The details of Scarface’s shooting, when and if they become public, might yet inspire outrage. But Andrew Loveridge, a wildlife biologist who runs WildCRU’s lion research in Zimbabwe and co-authored the paper, said he isn’t so sure.

The cocktail of factors in the Cecil case “helped to create a snowball effect and resulted in a classic ‘tipping point’ phenomenon where trends go viral,” Loveridge said in an email.  “I’ve done research on lions for 16 years, I’ve had many study animals die (many at the hands of trophy hunters) and none of these even made the local news. These animals were all named, many were locally known, and many were as well studied as Cecil.”

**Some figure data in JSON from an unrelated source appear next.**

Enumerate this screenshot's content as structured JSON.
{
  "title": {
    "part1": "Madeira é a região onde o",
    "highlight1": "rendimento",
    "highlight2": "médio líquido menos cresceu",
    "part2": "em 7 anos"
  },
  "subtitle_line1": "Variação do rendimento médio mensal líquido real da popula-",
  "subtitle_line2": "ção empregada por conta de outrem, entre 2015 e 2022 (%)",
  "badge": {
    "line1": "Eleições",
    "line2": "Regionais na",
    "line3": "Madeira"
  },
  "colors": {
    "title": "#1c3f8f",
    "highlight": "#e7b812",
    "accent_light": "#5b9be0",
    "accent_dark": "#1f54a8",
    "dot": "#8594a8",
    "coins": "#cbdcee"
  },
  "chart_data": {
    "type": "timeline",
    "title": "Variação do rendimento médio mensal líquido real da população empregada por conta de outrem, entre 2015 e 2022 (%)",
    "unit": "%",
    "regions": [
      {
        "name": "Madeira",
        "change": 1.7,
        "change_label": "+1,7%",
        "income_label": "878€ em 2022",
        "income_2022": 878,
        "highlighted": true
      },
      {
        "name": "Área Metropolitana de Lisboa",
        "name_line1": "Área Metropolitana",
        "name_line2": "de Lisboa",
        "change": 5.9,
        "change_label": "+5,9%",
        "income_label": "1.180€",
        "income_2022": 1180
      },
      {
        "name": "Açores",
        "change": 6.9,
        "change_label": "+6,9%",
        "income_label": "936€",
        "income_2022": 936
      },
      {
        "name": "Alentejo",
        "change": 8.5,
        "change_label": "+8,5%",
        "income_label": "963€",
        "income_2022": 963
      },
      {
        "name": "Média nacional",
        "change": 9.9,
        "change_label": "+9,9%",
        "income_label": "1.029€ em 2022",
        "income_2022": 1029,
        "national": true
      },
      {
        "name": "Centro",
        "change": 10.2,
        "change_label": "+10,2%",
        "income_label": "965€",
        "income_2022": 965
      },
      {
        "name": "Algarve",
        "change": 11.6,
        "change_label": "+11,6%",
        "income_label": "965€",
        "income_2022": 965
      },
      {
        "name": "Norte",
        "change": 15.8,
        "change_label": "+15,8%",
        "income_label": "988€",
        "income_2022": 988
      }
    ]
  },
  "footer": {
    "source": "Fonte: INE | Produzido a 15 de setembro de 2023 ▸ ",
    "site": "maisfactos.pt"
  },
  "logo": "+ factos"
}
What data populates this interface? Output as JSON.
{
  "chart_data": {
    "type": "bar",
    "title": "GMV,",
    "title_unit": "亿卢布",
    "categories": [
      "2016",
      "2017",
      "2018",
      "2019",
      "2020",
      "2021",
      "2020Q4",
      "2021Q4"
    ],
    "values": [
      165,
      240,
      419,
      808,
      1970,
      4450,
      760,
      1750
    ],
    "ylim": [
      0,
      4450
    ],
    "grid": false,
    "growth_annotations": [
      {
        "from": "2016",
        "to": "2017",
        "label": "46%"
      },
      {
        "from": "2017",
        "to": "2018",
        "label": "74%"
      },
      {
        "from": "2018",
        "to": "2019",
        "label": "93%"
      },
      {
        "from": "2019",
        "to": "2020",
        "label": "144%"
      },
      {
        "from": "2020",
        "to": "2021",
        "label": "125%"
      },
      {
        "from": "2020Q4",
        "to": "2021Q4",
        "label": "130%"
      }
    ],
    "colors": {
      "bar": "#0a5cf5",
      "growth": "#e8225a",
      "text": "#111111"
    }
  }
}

In  light of that, Loveridge said, “it is hard to say whether a similar story would resonate with the global public in the same way as Cecil’s. I wonder whether the Cecil story has  sensitized people to issues of this kind.”

Will Cecil have a long tail? 

For the WildCRU team that analyzed the Cecil coverage, one pertinent question is whether the event can be harnessed for the good of lion conservation, and for wildlife more generally. They argue that if lion trophy hunting is ended as a result — which isn’t a totally crazy possibility, given that many U.S. airlines banned the import of big-game trophies post-Cecil — there’s a need for “radical thinking” about how to make up for any lost conservation revenue.

They sort of punt on the question of whether Cecil totally changed the wildlife conservation atmosphere — saying, essentially, that it seems to be the case, but it’s not yet clear.

But if the Cecil Moment was more than fleeting, they write: “For those concerned with how wildlife is to live alongside the human enterprise, this is a moment not to be squandered, and one which might have the potential to herald a significant shift in society’s interaction with nature.”